Je commençai par obéir à la princesse et je dis : « Eh bien ! Mademoiselle veut-elle me dire ce qui se passait et qui régnait en France en 1001 ? » Voilà le frère et la sœur à chercher, Henri se prenant le toupet, Mademoiselle ombrant son visage avec ses deux mains, façon qui lui est familière, comme si elle jouait à cache-cache, puis elle découvre subitement sa mine jeune et gaie, sa bouche souriante, ses regards limpides.
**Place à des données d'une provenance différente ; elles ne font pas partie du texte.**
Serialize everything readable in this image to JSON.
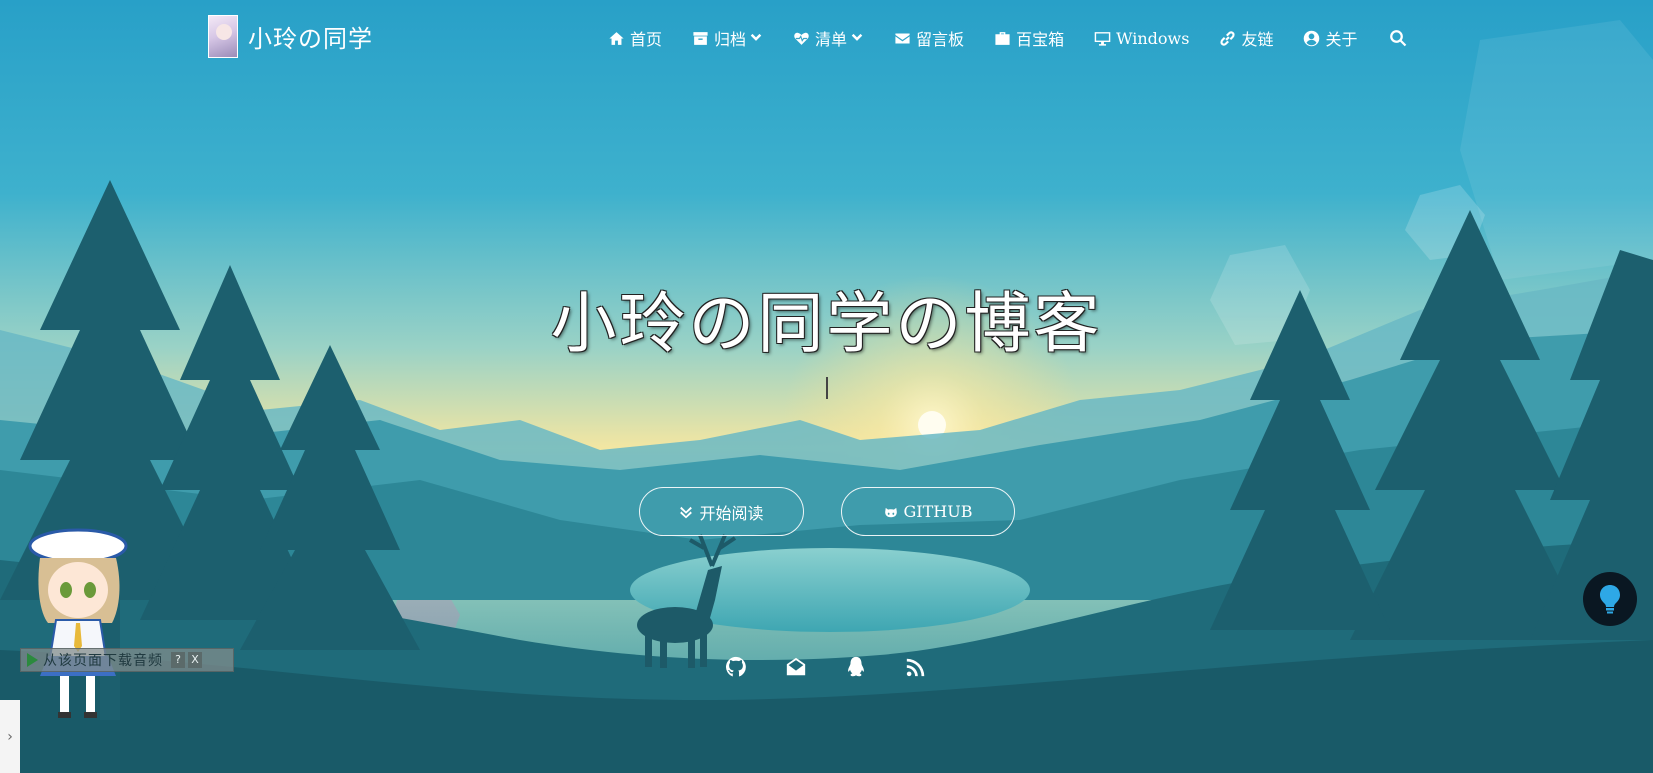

Elle dit la première : « C’était Robert qui régnait, Grégoire V était pape, Basile III empereur d’Orient… — Et Othon III empereur d’Occident », cria Henri qui se hâtait pour ne pas rester derrière sa sœur, et il ajouta : « Veremond II en Espagne. » Mademoiselle lui coupant la parole dit : « Ethélrède en Angleterre. — Non pas, dit son frère, c’était Edmond, Côte-de-fer. » Mademoiselle avait raison ; Henri se trompait de quelques années en faveur de Côte-de-fer qui l’avait charmé ; mais cela n’en était pas moins prodigieux,

« Et mon année fameuse ? demanda Henri d’un ton demi-fâché. — C’est juste, monseigneur : que se passait-il en l’an 1593 ? — Bah ! s’écria le jeune prince, c’est l’abjuration d’Henri IV. » Mademoiselle devint rouge de n’avoir pu répondre la première.